Les jeudis ne se ressemblent pas pour le recteur de la Grande Mosquée de Paris, Dalil Boubakeur. Jeudi 2 juin, il menait grand train à Lille avec 2300 personnes venues représenter des mosquées de France et d’Europe. La dignité des Algériens, en particulier dans sa dimension musulmane, était à l’ordre du jour devant le secrétaire d’Etat algérien à l’émigration.
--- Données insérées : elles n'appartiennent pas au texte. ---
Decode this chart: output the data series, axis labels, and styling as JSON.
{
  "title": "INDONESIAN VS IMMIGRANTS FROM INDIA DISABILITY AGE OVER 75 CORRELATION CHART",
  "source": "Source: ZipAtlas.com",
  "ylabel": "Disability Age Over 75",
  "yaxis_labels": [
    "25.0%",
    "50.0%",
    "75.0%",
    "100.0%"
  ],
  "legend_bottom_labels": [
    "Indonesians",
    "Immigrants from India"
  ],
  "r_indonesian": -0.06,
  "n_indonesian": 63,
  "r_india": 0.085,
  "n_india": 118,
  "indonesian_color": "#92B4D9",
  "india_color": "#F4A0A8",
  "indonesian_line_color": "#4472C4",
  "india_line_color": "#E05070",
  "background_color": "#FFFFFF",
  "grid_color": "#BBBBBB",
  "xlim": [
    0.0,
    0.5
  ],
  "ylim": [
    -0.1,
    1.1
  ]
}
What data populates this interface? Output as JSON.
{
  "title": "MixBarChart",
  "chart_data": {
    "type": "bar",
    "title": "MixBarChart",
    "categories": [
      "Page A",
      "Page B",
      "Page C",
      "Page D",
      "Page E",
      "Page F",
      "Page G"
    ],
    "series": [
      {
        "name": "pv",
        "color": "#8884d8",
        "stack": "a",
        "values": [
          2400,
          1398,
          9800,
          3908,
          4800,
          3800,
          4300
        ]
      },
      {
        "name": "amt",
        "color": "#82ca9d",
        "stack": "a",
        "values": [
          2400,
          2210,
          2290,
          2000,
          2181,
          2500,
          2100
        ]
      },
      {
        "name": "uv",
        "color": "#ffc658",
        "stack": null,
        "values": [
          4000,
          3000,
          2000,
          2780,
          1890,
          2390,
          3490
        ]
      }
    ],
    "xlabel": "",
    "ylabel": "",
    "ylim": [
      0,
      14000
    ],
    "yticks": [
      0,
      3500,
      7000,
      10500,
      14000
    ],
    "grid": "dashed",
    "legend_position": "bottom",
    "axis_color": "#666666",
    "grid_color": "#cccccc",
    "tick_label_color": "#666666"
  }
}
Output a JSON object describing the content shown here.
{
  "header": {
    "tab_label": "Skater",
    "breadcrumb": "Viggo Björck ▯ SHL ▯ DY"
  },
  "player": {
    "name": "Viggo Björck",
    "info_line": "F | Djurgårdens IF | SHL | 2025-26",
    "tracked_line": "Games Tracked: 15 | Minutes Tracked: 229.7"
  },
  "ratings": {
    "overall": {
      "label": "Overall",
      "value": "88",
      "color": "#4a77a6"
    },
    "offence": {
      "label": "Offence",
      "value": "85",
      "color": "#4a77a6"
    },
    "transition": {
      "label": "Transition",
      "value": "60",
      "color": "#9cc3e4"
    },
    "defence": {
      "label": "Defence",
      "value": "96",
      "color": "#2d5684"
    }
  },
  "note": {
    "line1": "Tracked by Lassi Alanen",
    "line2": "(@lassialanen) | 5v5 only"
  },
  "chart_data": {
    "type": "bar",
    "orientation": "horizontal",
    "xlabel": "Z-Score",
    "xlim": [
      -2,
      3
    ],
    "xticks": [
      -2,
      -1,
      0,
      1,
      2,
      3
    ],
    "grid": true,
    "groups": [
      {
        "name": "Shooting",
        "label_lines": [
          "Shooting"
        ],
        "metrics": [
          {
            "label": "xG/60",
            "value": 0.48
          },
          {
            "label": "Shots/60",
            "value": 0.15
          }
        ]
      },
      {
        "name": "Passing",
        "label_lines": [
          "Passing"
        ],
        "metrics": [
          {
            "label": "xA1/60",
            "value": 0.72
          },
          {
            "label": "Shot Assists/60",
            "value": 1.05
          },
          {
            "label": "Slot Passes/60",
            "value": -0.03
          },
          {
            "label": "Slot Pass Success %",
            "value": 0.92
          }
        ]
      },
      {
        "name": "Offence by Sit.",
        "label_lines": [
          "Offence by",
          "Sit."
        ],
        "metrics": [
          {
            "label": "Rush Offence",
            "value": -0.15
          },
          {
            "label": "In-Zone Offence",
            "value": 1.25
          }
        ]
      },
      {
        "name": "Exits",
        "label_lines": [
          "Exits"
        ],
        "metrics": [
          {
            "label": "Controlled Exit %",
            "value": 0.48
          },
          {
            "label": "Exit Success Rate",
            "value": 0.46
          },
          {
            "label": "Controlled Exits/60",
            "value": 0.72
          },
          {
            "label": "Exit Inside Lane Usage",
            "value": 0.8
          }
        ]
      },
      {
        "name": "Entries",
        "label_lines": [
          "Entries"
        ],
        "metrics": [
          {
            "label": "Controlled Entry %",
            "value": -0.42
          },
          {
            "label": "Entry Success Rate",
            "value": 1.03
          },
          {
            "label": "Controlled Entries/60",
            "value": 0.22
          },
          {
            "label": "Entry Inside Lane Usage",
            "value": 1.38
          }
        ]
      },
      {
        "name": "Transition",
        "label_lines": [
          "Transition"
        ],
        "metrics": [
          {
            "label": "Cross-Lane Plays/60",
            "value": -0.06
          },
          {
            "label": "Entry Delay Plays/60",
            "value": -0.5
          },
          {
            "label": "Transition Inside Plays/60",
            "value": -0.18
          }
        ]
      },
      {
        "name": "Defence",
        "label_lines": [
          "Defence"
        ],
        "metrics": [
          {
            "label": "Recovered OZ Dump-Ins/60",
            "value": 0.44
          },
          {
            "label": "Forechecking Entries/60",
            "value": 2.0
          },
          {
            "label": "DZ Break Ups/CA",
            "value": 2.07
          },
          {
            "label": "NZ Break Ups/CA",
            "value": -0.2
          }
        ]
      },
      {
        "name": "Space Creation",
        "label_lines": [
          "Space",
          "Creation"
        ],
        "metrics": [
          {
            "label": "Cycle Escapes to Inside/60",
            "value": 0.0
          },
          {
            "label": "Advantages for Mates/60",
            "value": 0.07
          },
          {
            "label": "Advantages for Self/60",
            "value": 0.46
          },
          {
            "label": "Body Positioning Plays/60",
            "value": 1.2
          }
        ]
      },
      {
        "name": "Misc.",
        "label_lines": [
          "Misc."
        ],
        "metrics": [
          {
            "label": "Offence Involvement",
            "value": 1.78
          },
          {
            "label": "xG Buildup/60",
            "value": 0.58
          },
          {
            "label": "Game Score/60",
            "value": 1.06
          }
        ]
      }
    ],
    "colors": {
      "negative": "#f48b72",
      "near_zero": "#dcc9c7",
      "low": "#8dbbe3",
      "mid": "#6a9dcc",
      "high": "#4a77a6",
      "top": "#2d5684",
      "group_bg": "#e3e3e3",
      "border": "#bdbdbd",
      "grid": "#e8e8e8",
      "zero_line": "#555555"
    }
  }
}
Une semaine plus tard, jeudi dernier, changement de décor avec son témoignage au tribunal en faveur de l’ancien ministre de l’Intérieur, Brice Hortefeux, poursuivi devant la cour d’appel de Paris pour injure raciale. Lorsque les dépêches des agences de presse sont tombées, la surprise fut énorme, autant que le trouble et l’incompréhension. En effet, Dalil Boubakeur a rendu un vibrant hommage à l’ancien ministre, qualifiant son attitude de «bienveillante, ouverte, favorable, préoccupée» vis-à-vis de la place de l’Islam en France. Le contraire de ce que l’actualité de ces derniers mois démontre : débat sur l’identité nationale, chasse au faciès par les policiers, débat outrageant sur l’Islam. Les faits qui ont mené M. Hortefeux devant le tribunal sont connus.

Comme son histoire d’Auvergnat qui a fait le tour du monde. Le jeune militant UMP Amine avait d’abord cautionné M. Hortefeux qui avait dit, au sujet des Arabes : «Quand il y en un ça va, c’est quand il y en plusieurs.» Depuis, les policiers dans leurs messages radio parlent en langage codé de type «auvergnat» pour dire «arabe»… Bref, le 4 juin 2010, en première instance, le ministre alors en exercice avait été condamné à une amende de 750 euros pour ses paroles jugées «outrageantes» envers les personnes d’origine arabe prononcés lors de l’université d’été de l’UMP, en septembre 2009. Cette condamnation a «quelque chose d’injuste» qui «fait oublier les actions» de l’ancien ministre en faveur des musulmans, a estimé sans hésiter M. Boubakeur jeudi dernier.

Dans les mosquées, c’était plutôt la stupéfaction, mais pas la surprise. «Dalil Boubakeur est comme ça, il sera toujours comme ça, il est lui, c’est lui»,  nous dit un responsable sous le sceau de l’anonymat, signe que, malgré tout, cette affaire dérange. Souci de plaire du dignitaire, contrainte, évolution en fonction de l’air du temps, toutes les critiques y passent.

Abderahame Dahmane, ancien conseiller du président Sarkozy jusqu’à ce qu’il soit démis de ses fonctions en avril 2011, est quant à lui plus libre de ses propos et cherche plutôt à comprendre ce qui se cache derrière le recteur montré du doigt : «Est-ce qu’il a eu tort ou non, moi, je connais Brice Hortefeux, je connais Dalil Boubakeur et la diplomatie algérienne qui n’a qu’un seul objectif : minorer sa communauté à l’étranger». Pourtant, nous a-t-il expliqué, le pouvoir du président Sarkozy mène «une idéologie islamophobe, raciste contre l’immigration». Avec un peu d’irritation dans la voix, il questionne : «Avez-vous entendu une seule réaction d’un dirigeant algérien ? Dalil Boubakeur, si on veut tirer sur lui, il faut tirer sur l’original, pas sur la copie. Moi, je connais le bonhomme, je crois qu’il n’a jamais fait seul les choses, jamais pris de décisions seul. Il y a des gens qui tirent les ficelles, non pas au nom de l’intérêt général mais leur propre intérêt individuel».

Pensant que Dalil Boubakeur est «l’arbre qui cache la forêt », M. Dahmane ajoute avec force : «Si l’Algérie avait une politique forte, un Etat qui dirige et qui défend millimètre par millimètre la dignité de ses ressortissants, croyez-vous qu’un recteur payé par l’Algérie aurait pu faire cela ? Moi, je ne le crois pas. Je ne suis pas là pour blâmer Dalil Boubakeur, j’ai déjà assez lutté contre le panier de crabes de la Mosquée de Paris, mais finalement, ce ne sont pas eux les responsables, ils sont à l’ambassade, à Alger et pas ailleurs. Dans un Etat qui se respecte, le lendemain il aurait été mis fin à sa mission. J’ai tiré sur Copé en mars, Sarkozy a mis fin à mes fonctions le jour même. Si j’avais envie de jouer au supplétif, je n’aurais rien dit et j’y serai encore… Moi j’ai des principes et on ne tire pas sur mes convictions et les valeurs de l’Islam et de l’antiracisme.»